The other day I read a piece both funny and touching in the New York Times Opinion page by Lori Gottlieb and was reminded of  the “both/and” concept.  She was writing about how, as a therapist, video-conferencing is awful and video conferencing is wonderful.  (See link at end).  

 Enter the “both/and” conundrum.  Yeah.  The art of holding two contradictory thoughts in your head at the same time. Supposedly no other animal can manage this feat.  I’m not all that sure too many humans can do this either.  The point is most of the time it is about what you make of what happens, not so much what has happened.  Once something has happened, you can’t take it back.  Stuff happens.  Bad stuff and good stuff.  But a lot of the time this stuff that happens is out of our control.  What is under our control is how we act once the thing has happened.  We can make it even worse, (by being in denial, or angry, or hysterical and so on) or we can make things better through effort and cooperation.  The "both/and" embedded in there is that the thing has happened, but in the end might not be all bad.  That depends on us. 

There are many people out there right now who are struggling with the “both/and”  and want to wish this virus away and for everything to be ok and like it was before.  You know, normal. Well, I think I can handle the fact that this is a pipe dream because of what we went through as a family over the last few years, during which time I’ve had to accept that any number of things I had taken for granted or assumed or dreamed of about myself and for my family went flying out the window. 
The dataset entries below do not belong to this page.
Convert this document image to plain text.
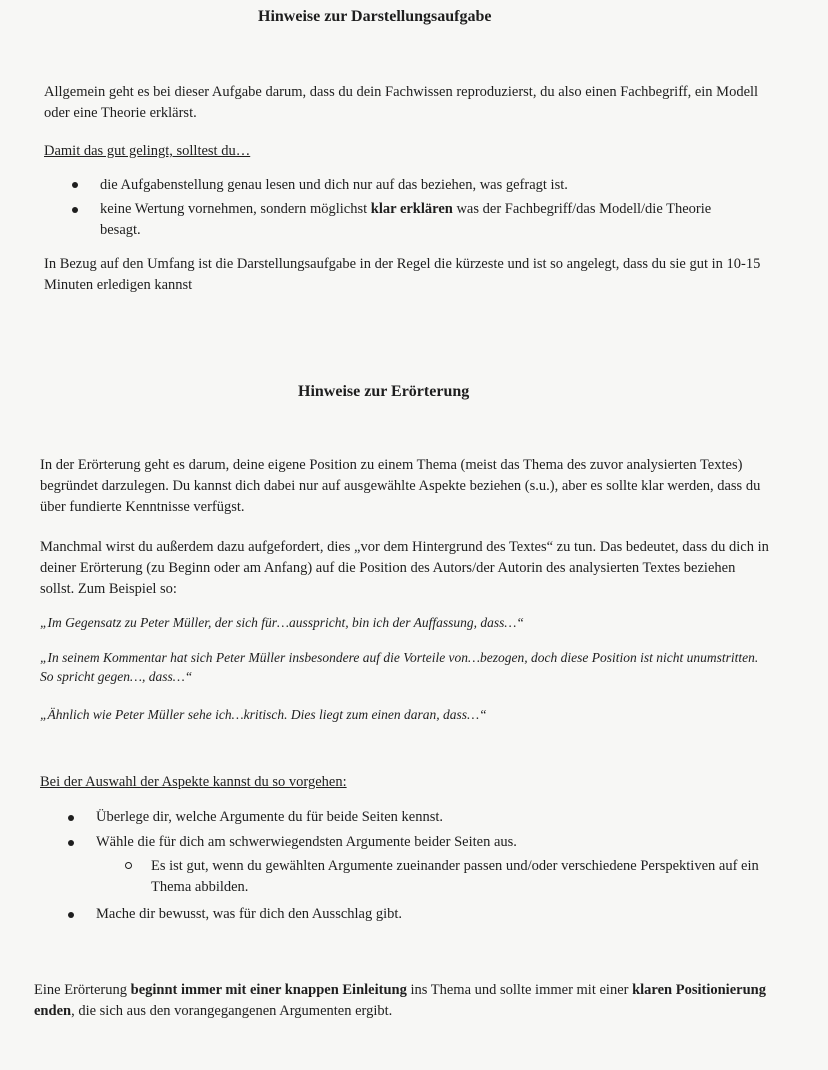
Hinweise zur Darstellungsaufgabe

Allgemein geht es bei dieser Aufgabe darum, dass du dein Fachwissen reproduzierst, du also einen Fachbegriff, ein Modell oder eine Theorie erklärst.

Damit das gut gelingt, solltest du…

die Aufgabenstellung genau lesen und dich nur auf das beziehen, was gefragt ist.

keine Wertung vornehmen, sondern möglichst klar erklären was der Fachbegriff/das Modell/die Theorie besagt.

In Bezug auf den Umfang ist die Darstellungsaufgabe in der Regel die kürzeste und ist so angelegt, dass du sie gut in 10-15 Minuten erledigen kannst

Hinweise zur Erörterung

In der Erörterung geht es darum, deine eigene Position zu einem Thema (meist das Thema des zuvor analysierten Textes) begründet darzulegen. Du kannst dich dabei nur auf ausgewählte Aspekte beziehen (s.u.), aber es sollte klar werden, dass du über fundierte Kenntnisse verfügst.

Manchmal wirst du außerdem dazu aufgefordert, dies „vor dem Hintergrund des Textes“ zu tun. Das bedeutet, dass du dich in deiner Erörterung (zu Beginn oder am Anfang) auf die Position des Autors/der Autorin des analysierten Textes beziehen sollst. Zum Beispiel so:

„Im Gegensatz zu Peter Müller, der sich für…ausspricht, bin ich der Auffassung, dass…“

„In seinem Kommentar hat sich Peter Müller insbesondere auf die Vorteile von…bezogen, doch diese Position ist nicht unumstritten. So spricht gegen…, dass…“

„Ähnlich wie Peter Müller sehe ich…kritisch. Dies liegt zum einen daran, dass…“

Bei der Auswahl der Aspekte kannst du so vorgehen:

Überlege dir, welche Argumente du für beide Seiten kennst.

Wähle die für dich am schwerwiegendsten Argumente beider Seiten aus.

Es ist gut, wenn du gewählten Argumente zueinander passen und/oder verschiedene Perspektiven auf ein Thema abbilden.

Mache dir bewusst, was für dich den Ausschlag gibt.

Eine Erörterung beginnt immer mit einer knappen Einleitung ins Thema und sollte immer mit einer klaren Positionierung enden, die sich aus den vorangegangenen Argumenten ergibt.
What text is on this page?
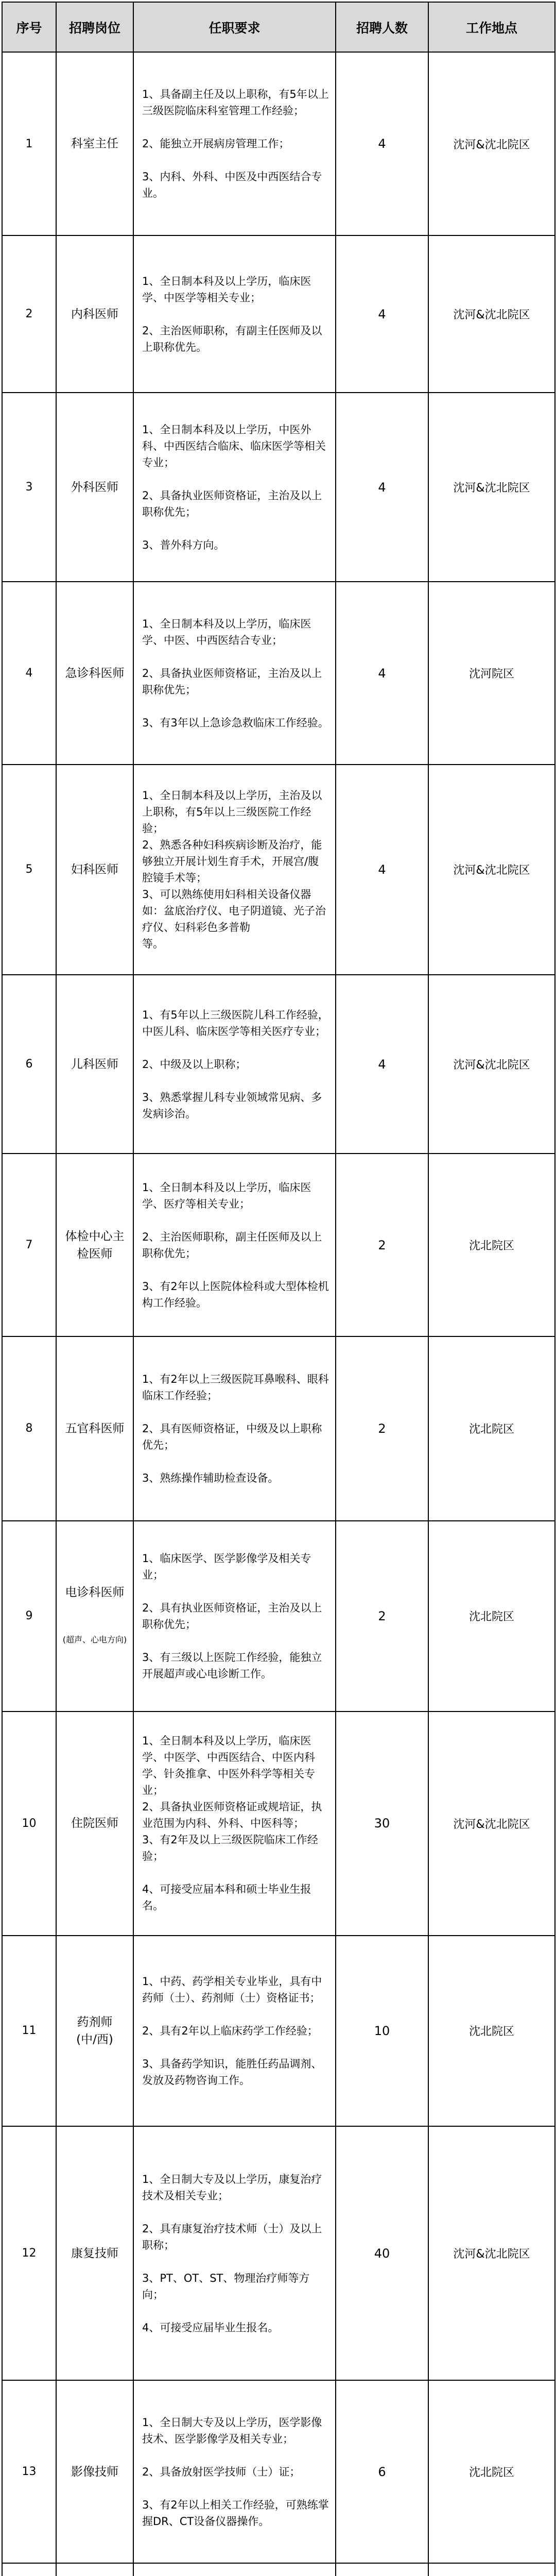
序号	招聘岗位	任职要求	招聘人数	工作地点
1	科室主任	1、具备副主任及以上职称，有5年以上三级医院临床科室管理工作经验；
2、能独立开展病房管理工作；
3、内科、外科、中医及中西医结合专业。	4	沈河&沈北院区
2	内科医师	1、全日制本科及以上学历，临床医学、中医学等相关专业；
2、主治医师职称，有副主任医师及以上职称优先。	4	沈河&沈北院区
3	外科医师	1、全日制本科及以上学历，中医外科、中西医结合临床、临床医学等相关专业；
2、具备执业医师资格证，主治及以上职称优先；
3、普外科方向。	4	沈河&沈北院区
4	急诊科医师	1、全日制本科及以上学历，临床医学、中医、中西医结合专业；
2、具备执业医师资格证，主治及以上职称优先；
3、有3年以上急诊急救临床工作经验。	4	沈河院区
5	妇科医师	1、全日制本科及以上学历，主治及以上职称，有5年以上三级医院工作经验；
2、熟悉各种妇科疾病诊断及治疗，能够独立开展计划生育手术，开展宫/腹腔镜手术等；
3、可以熟练使用妇科相关设备仪器如：盆底治疗仪、电子阴道镜、光子治疗仪、妇科彩色多普勒
等。	4	沈河&沈北院区
6	儿科医师	1、有5年以上三级医院儿科工作经验，中医儿科、临床医学等相关医疗专业；
2、中级及以上职称；
3、熟悉掌握儿科专业领域常见病、多发病诊治。	4	沈河&沈北院区
7	体检中心主检医师	1、全日制本科及以上学历，临床医学、医疗等相关专业；
2、主治医师职称，副主任医师及以上职称优先；
3、有2年以上医院体检科或大型体检机构工作经验。	2	沈北院区
8	五官科医师	1、有2年以上三级医院耳鼻喉科、眼科临床工作经验；
2、具有医师资格证，中级及以上职称优先；
3、熟练操作辅助检查设备。	2	沈北院区
9	电诊科医师
(超声、心电方向)	1、临床医学、医学影像学及相关专业；
2、具有执业医师资格证，主治及以上职称优先；
3、有三级以上医院工作经验，能独立开展超声或心电诊断工作。	2	沈北院区
10	住院医师	1、全日制本科及以上学历，临床医学、中医学、中西医结合、中医内科学、针灸推拿、中医外科学等相关专业；
2、具备执业医师资格证或规培证，执业范围为内科、外科、中医科等；
3、有2年及以上三级医院临床工作经验；
4、可接受应届本科和硕士毕业生报名。	30	沈河&沈北院区
11	药剂师
(中/西)	1、中药、药学相关专业毕业，具有中药师（士）、药剂师（士）资格证书；
2、具有2年以上临床药学工作经验；
3、具备药学知识，能胜任药品调剂、发放及药物咨询工作。	10	沈北院区
12	康复技师	1、全日制大专及以上学历，康复治疗技术及相关专业；
2、具有康复治疗技术师（士）及以上职称；
3、PT、OT、ST、物理治疗师等方向；
4、可接受应届毕业生报名。	40	沈河&沈北院区
13	影像技师	1、全日制大专及以上学历，医学影像技术、医学影像学及相关专业；
2、具备放射医学技师（士）证；
3、有2年以上相关工作经验，可熟练掌握DR、CT设备仪器操作。	6	沈北院区
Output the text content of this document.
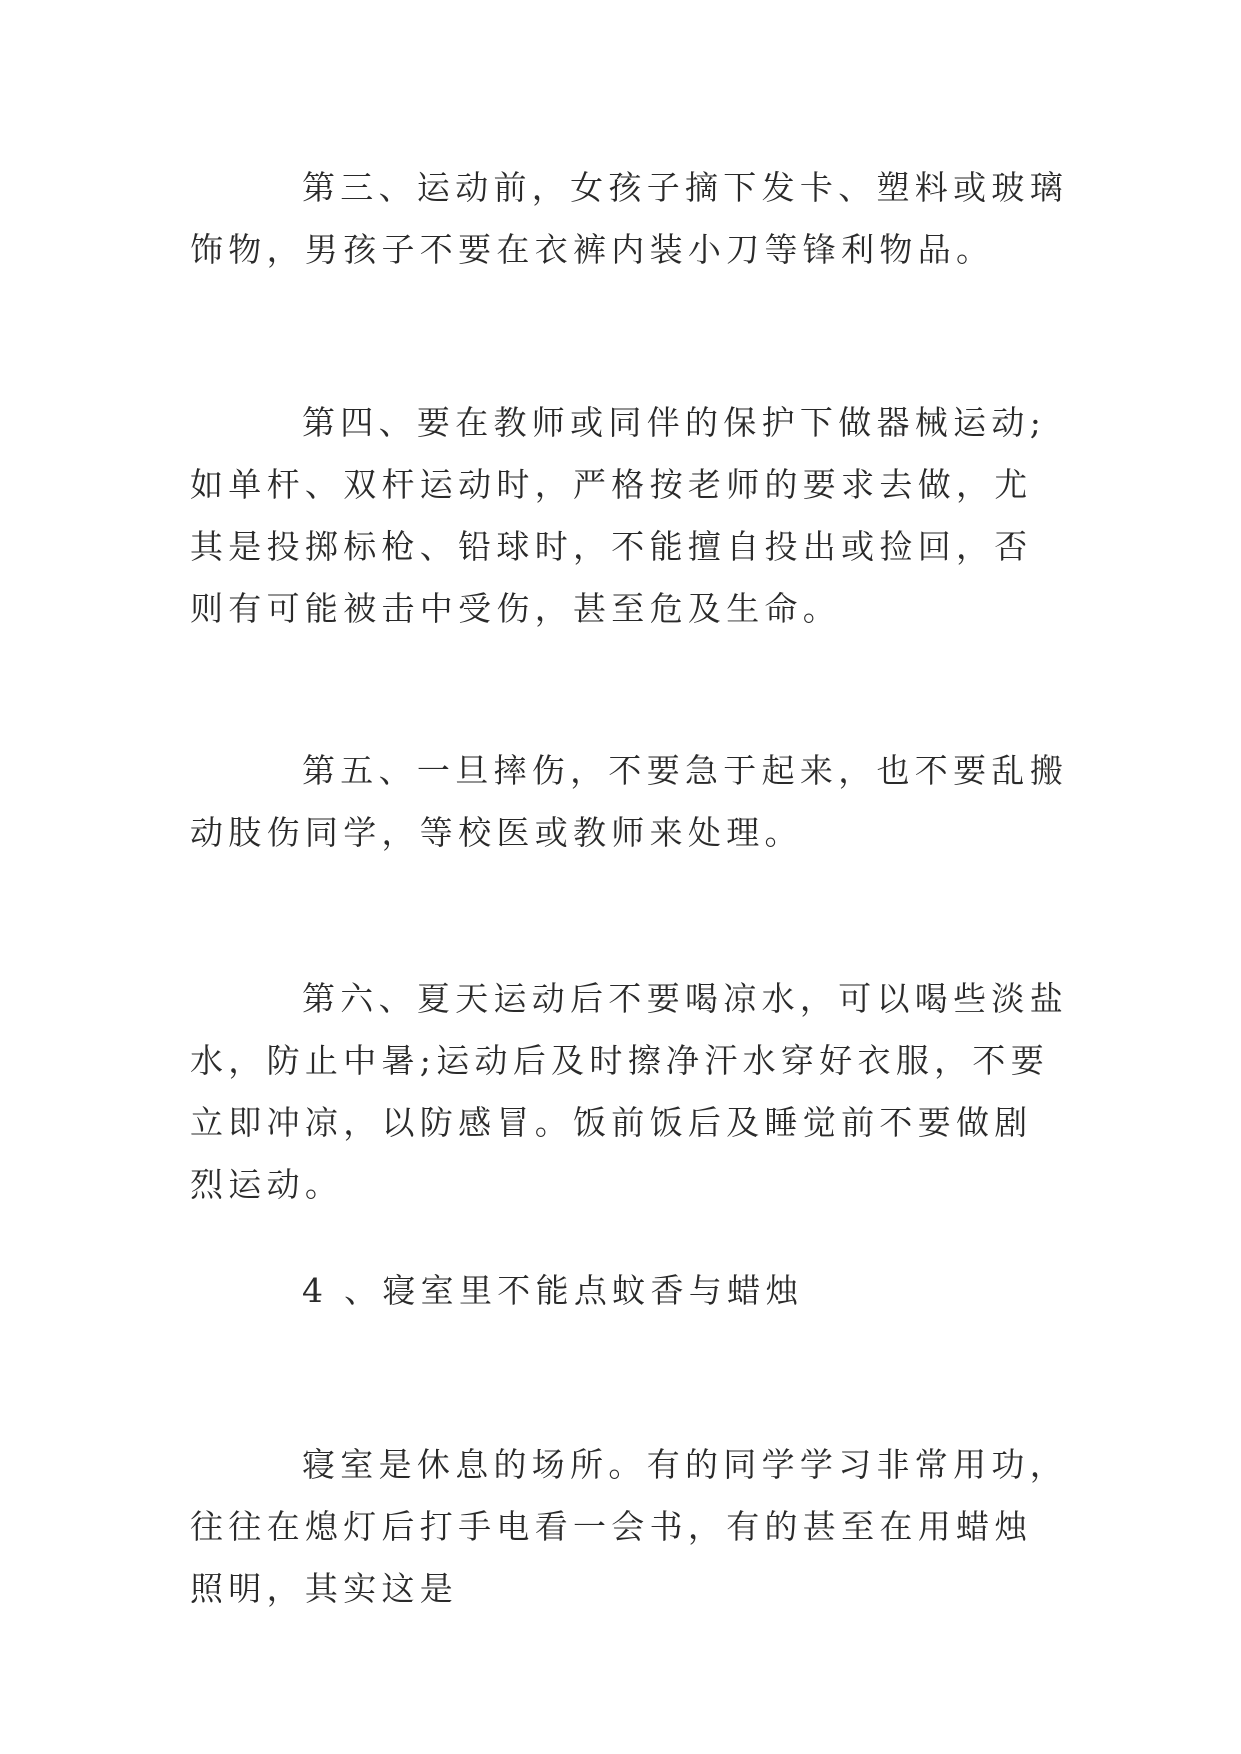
第三、运动前，女孩子摘下发卡、塑料或玻璃饰物，男孩子不要在衣裤内装小刀等锋利物品。

第四、要在教师或同伴的保护下做器械运动;如单杆、双杆运动时，严格按老师的要求去做，尤其是投掷标枪、铅球时，不能擅自投出或捡回，否则有可能被击中受伤，甚至危及生命。

第五、一旦摔伤，不要急于起来，也不要乱搬动肢伤同学，等校医或教师来处理。

第六、夏天运动后不要喝凉水，可以喝些淡盐水，防止中暑;运动后及时擦净汗水穿好衣服，不要立即冲凉，以防感冒。饭前饭后及睡觉前不要做剧烈运动。

4 、寝室里不能点蚊香与蜡烛

寝室是休息的场所。有的同学学习非常用功，往往在熄灯后打手电看一会书，有的甚至在用蜡烛照明，其实这是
Once something has happened whether it is a break or a virus, we don’t know how we will look back on the event.  Right now things feel pretty awful.  They felt awful when our daughter lost her way.   During the time of this virus we have all lost someone or something or some dream of our future.  But I think, because of our experience our family, the three of us have the tools to weather a storm like this together and apart.  We've learned to be patient with ourselves and with each other.  Because stuff happens.

Would our family have been better off if everything had gone “according to plan” (not that there actually was a plan, ok)?  Knowing what I know now that seems  . . . so unrealistic as to be absurd. I don’t even think we are worse off.  Just something different.   Would the human world be better off without the onset of this virus.  Maybe?  We don’t know because we'll never know now what would have happened in that universe.  We don’t know what will happen on this new track we’re on either.    

“Both/and.” 

Here’s the thing.  Too soon to tell.  

The only thing that is crystal clear is that we’re going to have to work hard to get through this.  Alone and together.    

Both/and.  

So hang on and hang in there, everybody. 


Lori Gottlieb has also written a terrific memoir, funny and wise, about being a therapist called Maybe You Should Talk to Someone.